The Oficla malware is a family of Trojans which inject code into running processes in order to download and execute files. We have seen the malware in the wild, downloading several additional malware families. The Trojan is often spammed out via mass mailings for example as UPS_Document or DHL_document. So we decided to do a deeper technical analysis of this Trojan. Upon execution we see the following events:
Oficla drops the ’1.tmp’ file into the temporary directory and loads the file as library into itself. Also it creates a new process using Microsoft Windows system svchost.exe executable image and injects the DLL into this process. During these events, we can monitor some network activity.
We can see that it uses some sort of communication protocol with some instructions instead of just downloading and running the malware file directly. Loading the sample into the debugger and after bypassing the runtime encryption and the anti-debugging code we find the API call for loading the DLL.
We take a look at the DLL’s exported functions and continue stepping into the process:
The function that is first called is ‘swsmtsi’ at address 0×10001560 with the file path of the sample as parameter. This function is creating the svchost.exe process in a suspended state.
After the process is created it uses ‘ZwMapViewOfSection’ to map code into the new created process…
…with the resulting BaseAddress address at 0×0009000. It completes the injection process using the unusual ‘QueueUserAPC’ API setting the callback address at the address previously obtained.
The following ‘ResumeThread’ call starts the execution of svchost.exe process. Now we attach a second debugger to this svchost.exe process to get more information. We put a breakpoint at address 0×00090000 and another breakpoint on sample.exe after the ‘ResumeThread’ function and then continue sample.exe. After a few debugging steps in the second debugger we can see exactly what the injected code does.
It loads the kernel32.dll and uses ‘GetProcAddress’ to get addresses for the API functions ‘FreeLibrary’, ‘DeleteFile’ and ‘ExitThread’.
The main part in this function is to load the dropped ‘1.tmp’ DLL file and call a function with the strange name ‘jyvudd’. With the calling of the ‘jyvudd’ function the injected routine has done its job. Before continuing with the debugging we first will have a look at the memory layout.
We can use these sections to find interesting code inside memory. And we find what looks like encrypted null terminated strings which could contain information about the communication protocol.
At address 0x1000478C we find the decrypt function.
To decrypt all the strings we create a small Python function to emulate this function.
With this Python function for emulating the decrypt function we can dump the ‘.rdata’ section of the malware and decrypt its content.

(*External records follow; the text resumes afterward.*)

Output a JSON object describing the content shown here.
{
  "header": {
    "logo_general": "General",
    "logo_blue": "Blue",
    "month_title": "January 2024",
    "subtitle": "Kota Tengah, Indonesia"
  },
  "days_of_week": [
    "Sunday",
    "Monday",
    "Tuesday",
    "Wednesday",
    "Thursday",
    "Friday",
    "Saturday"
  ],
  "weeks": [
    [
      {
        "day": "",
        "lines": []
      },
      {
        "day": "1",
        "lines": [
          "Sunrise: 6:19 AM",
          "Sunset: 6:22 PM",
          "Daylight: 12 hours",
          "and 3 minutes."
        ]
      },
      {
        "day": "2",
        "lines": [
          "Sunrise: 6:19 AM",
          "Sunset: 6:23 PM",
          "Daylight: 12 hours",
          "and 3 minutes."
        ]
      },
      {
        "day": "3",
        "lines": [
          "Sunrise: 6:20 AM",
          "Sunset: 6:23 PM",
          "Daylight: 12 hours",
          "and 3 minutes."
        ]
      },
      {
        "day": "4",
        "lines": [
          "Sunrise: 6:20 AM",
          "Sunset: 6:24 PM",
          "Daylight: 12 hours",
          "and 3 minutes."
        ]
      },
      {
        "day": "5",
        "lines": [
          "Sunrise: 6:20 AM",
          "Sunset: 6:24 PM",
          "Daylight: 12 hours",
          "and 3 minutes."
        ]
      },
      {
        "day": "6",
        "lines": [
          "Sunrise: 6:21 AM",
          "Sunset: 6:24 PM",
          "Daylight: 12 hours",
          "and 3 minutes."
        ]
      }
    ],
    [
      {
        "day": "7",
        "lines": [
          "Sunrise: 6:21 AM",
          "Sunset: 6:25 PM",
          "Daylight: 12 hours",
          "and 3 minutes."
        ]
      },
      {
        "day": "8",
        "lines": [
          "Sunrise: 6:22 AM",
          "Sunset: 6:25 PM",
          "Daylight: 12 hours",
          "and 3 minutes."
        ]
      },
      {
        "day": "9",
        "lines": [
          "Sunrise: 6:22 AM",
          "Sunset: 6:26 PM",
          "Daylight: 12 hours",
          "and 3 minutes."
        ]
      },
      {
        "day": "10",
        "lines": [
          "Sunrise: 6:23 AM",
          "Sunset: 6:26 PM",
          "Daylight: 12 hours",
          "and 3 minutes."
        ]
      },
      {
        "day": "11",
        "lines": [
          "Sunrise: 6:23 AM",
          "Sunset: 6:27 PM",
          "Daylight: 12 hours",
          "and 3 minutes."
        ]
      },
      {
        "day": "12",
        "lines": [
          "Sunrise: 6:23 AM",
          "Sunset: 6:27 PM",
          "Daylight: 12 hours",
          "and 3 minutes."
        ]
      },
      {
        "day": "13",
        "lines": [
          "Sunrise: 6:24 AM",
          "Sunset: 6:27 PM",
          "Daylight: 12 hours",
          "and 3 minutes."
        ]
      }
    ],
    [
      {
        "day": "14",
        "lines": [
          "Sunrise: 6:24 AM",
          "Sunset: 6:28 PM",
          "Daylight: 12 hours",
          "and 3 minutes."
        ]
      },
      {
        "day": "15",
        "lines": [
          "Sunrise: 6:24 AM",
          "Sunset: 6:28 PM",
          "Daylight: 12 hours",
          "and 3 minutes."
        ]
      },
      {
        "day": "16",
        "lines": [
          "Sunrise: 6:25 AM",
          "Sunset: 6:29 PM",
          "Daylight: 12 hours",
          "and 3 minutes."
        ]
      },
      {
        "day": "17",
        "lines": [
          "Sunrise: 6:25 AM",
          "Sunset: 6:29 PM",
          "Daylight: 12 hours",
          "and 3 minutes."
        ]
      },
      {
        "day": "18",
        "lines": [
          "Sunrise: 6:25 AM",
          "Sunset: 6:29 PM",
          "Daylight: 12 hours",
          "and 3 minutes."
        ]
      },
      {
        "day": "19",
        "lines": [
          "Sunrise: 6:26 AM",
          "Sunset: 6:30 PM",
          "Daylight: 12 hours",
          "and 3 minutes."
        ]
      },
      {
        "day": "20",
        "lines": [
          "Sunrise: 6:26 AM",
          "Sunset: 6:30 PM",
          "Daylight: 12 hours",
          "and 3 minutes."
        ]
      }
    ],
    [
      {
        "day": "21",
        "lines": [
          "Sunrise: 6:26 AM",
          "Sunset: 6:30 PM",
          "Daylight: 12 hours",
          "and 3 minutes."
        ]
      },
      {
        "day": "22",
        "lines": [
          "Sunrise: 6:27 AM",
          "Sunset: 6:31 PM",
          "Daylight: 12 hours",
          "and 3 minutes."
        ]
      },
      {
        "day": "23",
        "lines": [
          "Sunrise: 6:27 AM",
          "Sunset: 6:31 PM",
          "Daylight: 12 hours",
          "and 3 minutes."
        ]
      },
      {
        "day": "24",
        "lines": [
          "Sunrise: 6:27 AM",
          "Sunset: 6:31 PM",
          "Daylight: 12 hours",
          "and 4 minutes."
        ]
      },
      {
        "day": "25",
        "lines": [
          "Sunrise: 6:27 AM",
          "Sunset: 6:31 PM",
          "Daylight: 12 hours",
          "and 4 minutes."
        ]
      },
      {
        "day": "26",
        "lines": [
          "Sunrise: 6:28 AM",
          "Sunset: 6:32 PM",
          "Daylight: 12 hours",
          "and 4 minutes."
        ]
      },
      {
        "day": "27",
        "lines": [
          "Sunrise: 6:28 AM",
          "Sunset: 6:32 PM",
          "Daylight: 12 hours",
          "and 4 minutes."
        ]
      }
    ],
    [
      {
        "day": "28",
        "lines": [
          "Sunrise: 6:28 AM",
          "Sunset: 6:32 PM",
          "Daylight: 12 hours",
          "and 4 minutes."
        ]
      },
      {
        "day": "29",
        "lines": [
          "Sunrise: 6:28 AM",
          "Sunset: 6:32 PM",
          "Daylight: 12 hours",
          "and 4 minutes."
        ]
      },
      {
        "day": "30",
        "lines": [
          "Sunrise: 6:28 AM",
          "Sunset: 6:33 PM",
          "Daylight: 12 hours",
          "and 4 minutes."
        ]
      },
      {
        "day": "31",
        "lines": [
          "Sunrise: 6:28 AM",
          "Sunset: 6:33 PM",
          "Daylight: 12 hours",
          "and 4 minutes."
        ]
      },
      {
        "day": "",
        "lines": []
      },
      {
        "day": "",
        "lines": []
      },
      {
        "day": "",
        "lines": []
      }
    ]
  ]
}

This is a list of command words which is used in the communication with the Command & Control server of the Oficla botnet. Going a little deeper into the Trojan we find the parser for the received command line. The Trojan then uses a dispatcher function which takes the queue generated by the parser as parameter containing the commands to execute. The next table shows all commands which are used within the communication.
Each element in this table is a structure of two dwords. The command’s encrypted string address and the command’s parameter type.
The bot is running in a loop, accessing the server periodically. Inside the malware we can see that it has a large range of commands that can be received and executed. It is able to go to a specific URL, download and execute payload, to update itself, using a list of backup servers and even to terminate processes in the infected system.
This botnet resembles the ones using IRC protocol, but has a few advantages; it uses the standard HTTP protocol for communication which allows it to easily bypass firewalls. Also on the local side, it uses ‘svchost.exe’ for hiding from firewalls that have rules based on process names.
The used techniques show that Oficla is very sophisticated and adaptive. Nevertheless, Avira is detecting this bot as TR/Oficla.GM.